Two systems are used in concert to determine the stage of melanoma. 

These were described by Balch et. al., based on outcomes in 60,000 patients1 and published by the American Joint Commission of Cancer (AJCC) and the International Union Against Cancer (UICC) in 2010.²   This staging system is used world-wide to classify the patient’s disease and determine prognosis.  The major change in the 2010 AJCC/UICC Melanoma Staging System from the previous version, published in 2002, is the inclusion of mitotic activity in the primary as important prognostic factor. 

Mitotic activity is histologically defined as mitoses/mm2.  A mitotic rate equal to or greater than 1/mm2 denotes a melanoma at higher risk for metastasis. 

For patients with localized melanoma (Stage I/II melanoma), the significant prognostic factors were found to be tumor thickness, mitotic rate, ulceration, age, gender, and lesion site. For patients with regional metastasis (Stage III melanoma), the significant factors were the same, with the added factors of tumor burden and number of nodes involved with melanoma. 

One part of the staging system involves the TNM Classification. This uses characteristics of the primary tumor (T), the status of the regional lymph nodes (N), and whether or not there are distant metastases and their character (M). Details of the TNM Classification are given on the following page. An example of this system is used is that if a patient had a melanoma between 1.01 to 2 mm in thickness without ulceration, had microscopic involvement in 1 lymph node, and no evidence of distant metastasis, the classification would be T2aN1aM0.

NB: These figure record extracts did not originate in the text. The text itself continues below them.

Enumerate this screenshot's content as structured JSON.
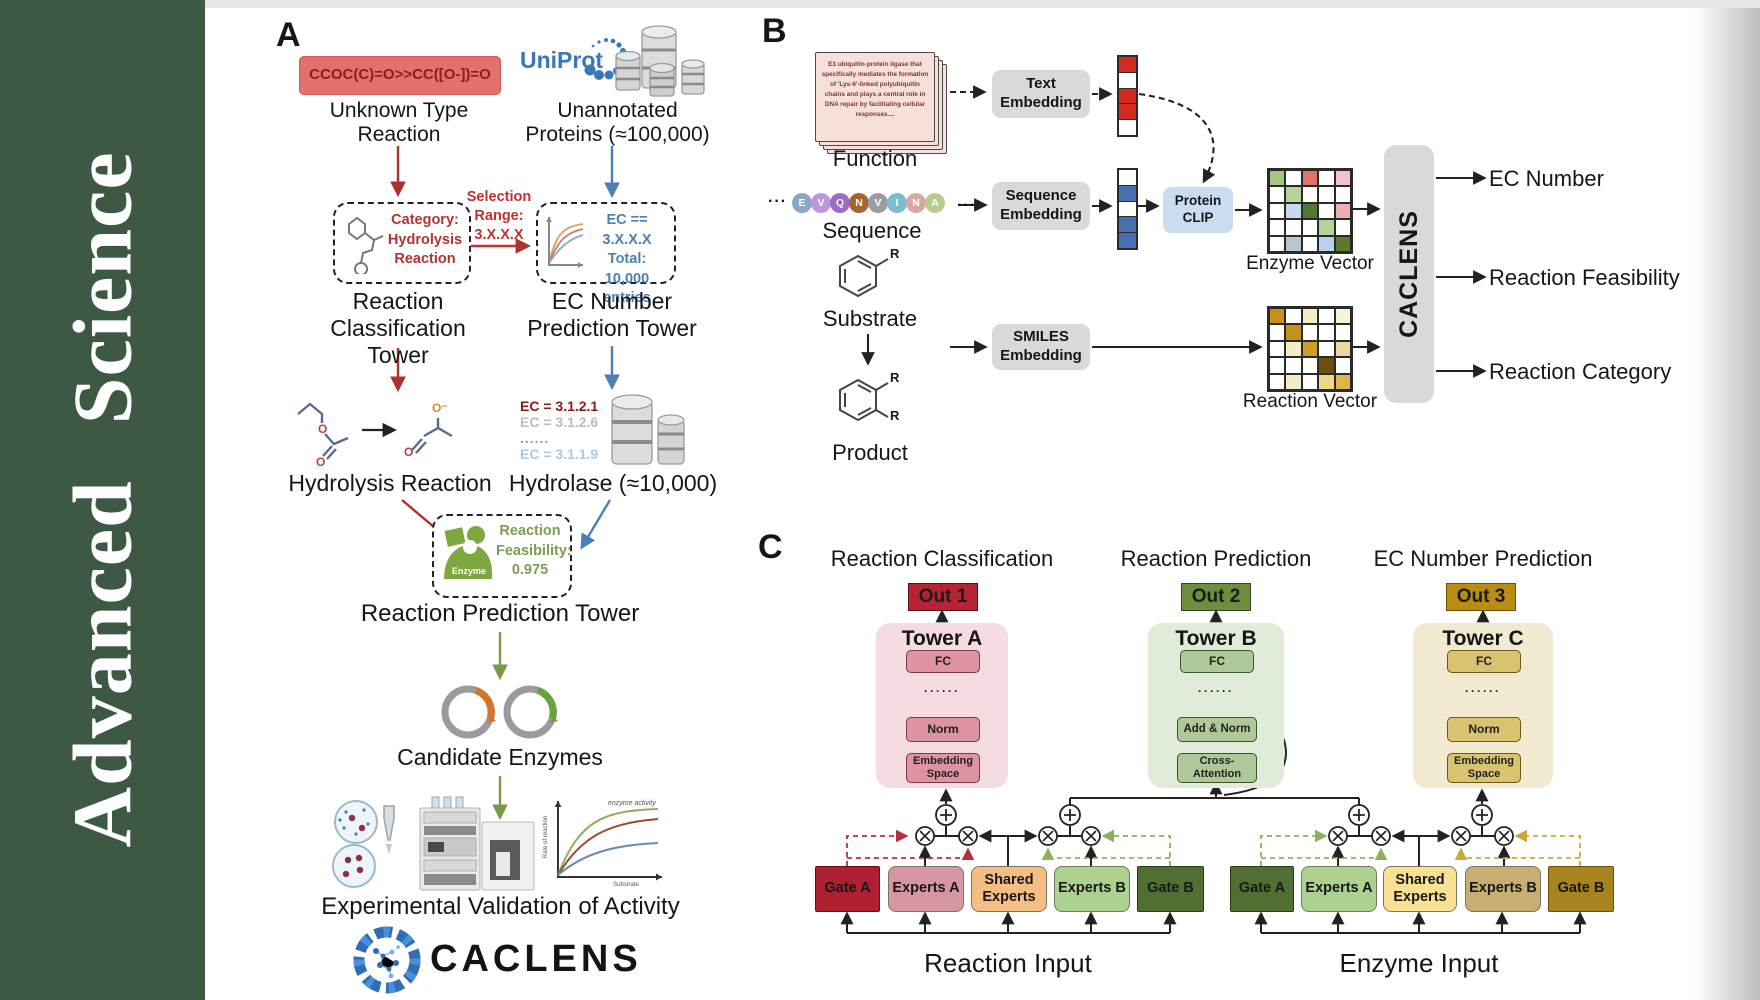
{
  "sidebar": {
    "title": "Advanced  Science"
  },
  "colors": {
    "sidebar_green": "#3d5943",
    "uniprot_blue": "#3878b8",
    "arrow_red": "#b22f2f",
    "arrow_blue": "#4b80b5",
    "arrow_green": "#7a9a4a",
    "smiles_box_red": "#e4706e",
    "out1_red": "#b62433",
    "out2_green": "#6b8f3e",
    "out3_gold": "#b98c14",
    "protein_clip_blue": "#c9dcf2",
    "embedding_gray": "#d9d9d9"
  },
  "panel_a": {
    "label": "A",
    "smiles": "CCOC(C)=O>>CC([O-])=O",
    "unknown_type_line1": "Unknown Type",
    "unknown_type_line2": "Reaction",
    "uniprot": "UniProt",
    "unannotated_line1": "Unannotated",
    "unannotated_line2": "Proteins (≈100,000)",
    "category_line1": "Category:",
    "category_line2": "Hydrolysis",
    "category_line3": "Reaction",
    "selection_line1": "Selection",
    "selection_line2": "Range:",
    "selection_line3": "3.X.X.X",
    "ec_filter_line1": "EC == 3.X.X.X",
    "ec_filter_line2": "Total: 10,000",
    "ec_filter_line3": "entries",
    "tower1_line1": "Reaction",
    "tower1_line2": "Classification Tower",
    "tower2_line1": "EC Number",
    "tower2_line2": "Prediction Tower",
    "ec_list": [
      "EC = 3.1.2.1",
      "EC = 3.1.2.6",
      "......",
      "EC = 3.1.1.9"
    ],
    "atom_o": "O",
    "atom_o_minus": "O⁻",
    "hydrolysis": "Hydrolysis Reaction",
    "hydrolase": "Hydrolase (≈10,000)",
    "enzyme_badge": "Enzyme",
    "feasibility_line1": "Reaction",
    "feasibility_line2": "Feasibility:",
    "feasibility_line3": "0.975",
    "tower3": "Reaction Prediction Tower",
    "candidate": "Candidate Enzymes",
    "validation": "Experimental Validation of Activity",
    "plot": {
      "ylabel": "Rate of reaction",
      "xlabel": "Substrate",
      "annotation": "enzyme activity"
    },
    "caclens": "CACLENS"
  },
  "panel_b": {
    "label": "B",
    "function_card": "E3 ubiquitin-protein ligase that specifically mediates the formation of 'Lys-6'-linked polyubiquitin chains and plays a central role in DNA repair by facilitating cellular responses....",
    "function": "Function",
    "ellipsis": "···",
    "residues": [
      {
        "ch": "E",
        "color": "#8aa6c3"
      },
      {
        "ch": "V",
        "color": "#bd96dd"
      },
      {
        "ch": "Q",
        "color": "#9c6cc5"
      },
      {
        "ch": "N",
        "color": "#a9632e"
      },
      {
        "ch": "V",
        "color": "#9b9ba3"
      },
      {
        "ch": "I",
        "color": "#7cbcd1"
      },
      {
        "ch": "N",
        "color": "#d9a9a0"
      },
      {
        "ch": "A",
        "color": "#b6cd8f"
      }
    ],
    "sequence": "Sequence",
    "substrate": "Substrate",
    "product": "Product",
    "r": "R",
    "text_embedding_line1": "Text",
    "text_embedding_line2": "Embedding",
    "sequence_embedding_line1": "Sequence",
    "sequence_embedding_line2": "Embedding",
    "smiles_embedding_line1": "SMILES",
    "smiles_embedding_line2": "Embedding",
    "protein_clip_line1": "Protein",
    "protein_clip_line2": "CLIP",
    "text_vector": [
      "#d42a20",
      "#ffffff",
      "#d42a20",
      "#d42a20",
      "#ffffff"
    ],
    "seq_vector": [
      "#ffffff",
      "#4a6fae",
      "#ffffff",
      "#4a6fae",
      "#4a6fae"
    ],
    "enzyme_grid": [
      [
        "#a3c585",
        "#ffffff",
        "#e0736b",
        "#ffffff",
        "#f2c3cb"
      ],
      [
        "#ffffff",
        "#b5d49b",
        "#ffffff",
        "#ffffff",
        "#ffffff"
      ],
      [
        "#ffffff",
        "#c6d9ee",
        "#4e7a33",
        "#ffffff",
        "#eeafb3"
      ],
      [
        "#ffffff",
        "#ffffff",
        "#ffffff",
        "#b5d49b",
        "#ffffff"
      ],
      [
        "#ffffff",
        "#b9c5d5",
        "#ffffff",
        "#b9d1ea",
        "#5a7a2e"
      ]
    ],
    "reaction_grid": [
      [
        "#c3921d",
        "#ffffff",
        "#f4ecc4",
        "#ffffff",
        "#f8f2d9"
      ],
      [
        "#ffffff",
        "#c3921d",
        "#ffffff",
        "#ffffff",
        "#ffffff"
      ],
      [
        "#ffffff",
        "#f4ecc4",
        "#cb9f28",
        "#ffffff",
        "#ead9a5"
      ],
      [
        "#ffffff",
        "#ffffff",
        "#ffffff",
        "#6b4e10",
        "#ffffff"
      ],
      [
        "#ffffff",
        "#f4ecc4",
        "#ffffff",
        "#efd88a",
        "#dfb64a"
      ]
    ],
    "enzyme_vector_label": "Enzyme Vector",
    "reaction_vector_label": "Reaction Vector",
    "caclens": "CACLENS",
    "outputs": [
      "EC Number",
      "Reaction Feasibility",
      "Reaction Category"
    ]
  },
  "panel_c": {
    "label": "C",
    "headings": [
      "Reaction Classification",
      "Reaction Prediction",
      "EC Number Prediction"
    ],
    "outs": [
      "Out 1",
      "Out 2",
      "Out 3"
    ],
    "towers": [
      {
        "name": "Tower A",
        "fc": "FC",
        "dots": "······",
        "mid": "Norm",
        "bottom_line1": "Embedding",
        "bottom_line2": "Space"
      },
      {
        "name": "Tower B",
        "fc": "FC",
        "dots": "······",
        "mid": "Add & Norm",
        "bottom_line1": "Cross-",
        "bottom_line2": "Attention"
      },
      {
        "name": "Tower C",
        "fc": "FC",
        "dots": "······",
        "mid": "Norm",
        "bottom_line1": "Embedding",
        "bottom_line2": "Space"
      }
    ],
    "reaction_moe": [
      "Gate A",
      "Experts A",
      "Shared Experts",
      "Experts B",
      "Gate B"
    ],
    "enzyme_moe": [
      "Gate A",
      "Experts A",
      "Shared Experts",
      "Experts B",
      "Gate B"
    ],
    "reaction_input": "Reaction Input",
    "enzyme_input": "Enzyme Input"
  }
}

The TNM system is then used to determine the Stage of the melanoma. This is shown following the description of the TNM system in Melanoma Stage below. The Stage ranges from I to IV. Patients with Stage I disease have the best prognosis and those in successive stages have increasingly worse prognosis. Stage I and II represent the primary melanoma without regional or distant metastases. There are subdivisions within Stage I and II depending on the histopathology of the primary (tumor thickness, level, and whether or not ulceration was present. Stage III represents regional metastases and Stage IV represents distant metastases. There are also subdivisions within these Stages depending on the characteristics of the nodal involvement (Stage III) or location of metastases and serum LDH level (Stage IV).